First, we'll find the molar mass of magnesium sulfate (MgSO4):
Molar mass of Mg = 24.31 g/mol
Molar mass of S = 32.07 g/mol
Molar mass of O = 16.00 g/mol
Therefore, molar mass of MgSO4 = (1 * Mg) + (1 * S) + (4 * O)
= (1 * 24.31) + (1 * 32.07) + (4 * 16.00)
= 24.31 + 32.07 + 64.00
= 120.38 g/mol
Since there is 1.00 kg (1000 g) of Epsom salts, we can calculate the number of moles present in that amount using the molar mass of the hydrated compound:
Number of moles in 1.00 kg of MgSO4 * 7H2O = (mass of Epsom salts) / (molar mass of MgSO4 * 7H2O)
= 1000 g / (246.47 g/mol)
= 4.06 mol
Now, we need to consider that 1 mole of MgSO4 * 7H2O contains 1 mole of MgSO4. Therefore, the number of moles of MgSO4 is also 4.06 mol.
To determine the mass of the anhydrous MgSO4, we can use the equation:
Mass = Number of moles * Molar mass
Mass of anhydrous MgSO4 = 4.06 mol * 120.38 g/mol
= 488.63 g
Therefore, the mass of the anhydrous magnesium sulfate (MgSO4) would be 488.63 grams.

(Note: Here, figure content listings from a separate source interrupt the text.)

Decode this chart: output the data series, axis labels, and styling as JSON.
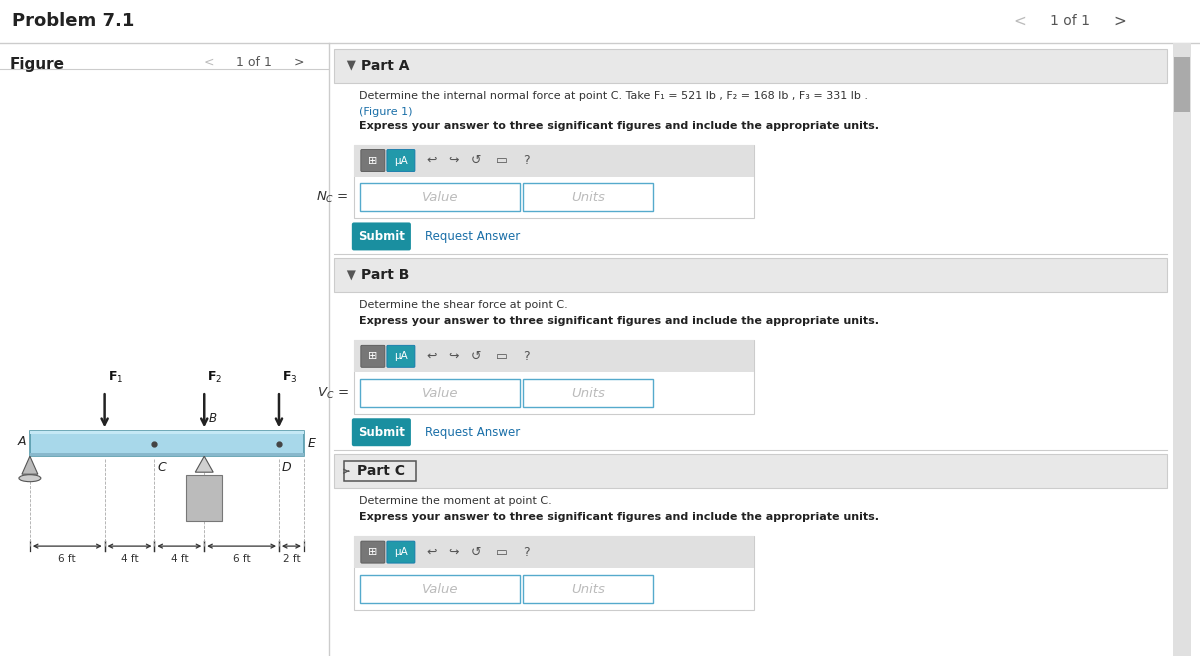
{
  "title": "Problem 7.1",
  "nav_text": "1 of 1",
  "figure_label": "Figure",
  "figure_nav": "1 of 1",
  "bg_color": "#f0f0f0",
  "white": "#ffffff",
  "panel_bg": "#e8e8e8",
  "teal_btn": "#1a8fa0",
  "blue_link": "#1a6fa8",
  "border_color": "#cccccc",
  "part_c_border": "#555555",
  "beam_color": "#a8d8ea",
  "beam_stroke": "#5599aa",
  "arrow_color": "#222222",
  "parts": [
    {
      "label": "Part A",
      "description": "Determine the internal normal force at point C. Take F₁ = 521 lb , F₂ = 168 lb , F₃ = 331 lb .",
      "figure_link": "(Figure 1)",
      "bold_text": "Express your answer to three significant figures and include the appropriate units.",
      "variable": "N_C"
    },
    {
      "label": "Part B",
      "description": "Determine the shear force at point C.",
      "figure_link": null,
      "bold_text": "Express your answer to three significant figures and include the appropriate units.",
      "variable": "V_C"
    },
    {
      "label": "Part C",
      "description": "Determine the moment at point C.",
      "figure_link": null,
      "bold_text": "Express your answer to three significant figures and include the appropriate units.",
      "variable": null
    }
  ]
}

To determine the mass of a bag of anhydrous magnesium sulfate (MgSO4), if it contained the same amount of magnesium as a 1.00 kg bag of Epsom salts (MgSO4 * 7H2O), we need to consider the molar ratio between the two compounds.
1. First, calculate the molar mass of MgSO4 and MgSO4 * 7H2O:
- MgSO4:
Molar mass of magnesium (Mg) = 24.31 g/mol
Molar mass of sulfur (S) = 32.07 g/mol
Molar mass of oxygen (O) = 16.00 g/mol (4 oxygen atoms in the formula)
Therefore, the molar mass of MgSO4 is:
(24.31 g/mol) + (32.07 g/mol) + (16.00 g/mol x 4) = 120.37 g/mol
- MgSO4 * 7H2O:
Molar mass of water (H2O) = 18.02 g/mol (2 hydrogen atoms and 1 oxygen atom per molecule)
Therefore, the molar mass of MgSO4 * 7H2O is:
(24.31 g/mol) + (32.07 g/mol) + (16.00 g/mol x 4) + (18.02 g/mol x 14) = 246.47 g/mol
2. Next, we need to calculate the molar ratio of magnesium (Mg) in the two compounds:
In MgSO4, there is one magnesium atom per molecule.
In MgSO4 * 7H2O, there is also one magnesium atom per molecule.
Therefore, the molar ratios of magnesium are the same (1:1).
3. Now, we know that the 1.00 kg bag of Epsom salts (MgSO4 * 7H2O) contains the same amount of magnesium as the bag of anhydrous magnesium sulfate.
To find the mass of the anhydrous MgSO4, we can use the following equation:
(1.00 kg) * (1000 g/kg) = x g (mass of MgSO4)
The mass of anhydrous MgSO4 would be equal to 1000 grams.
Therefore, the mass of the bag of anhydrous magnesium sulfate (MgSO4) would be 1000 grams.
Remember to double-check the calculations to ensure accuracy.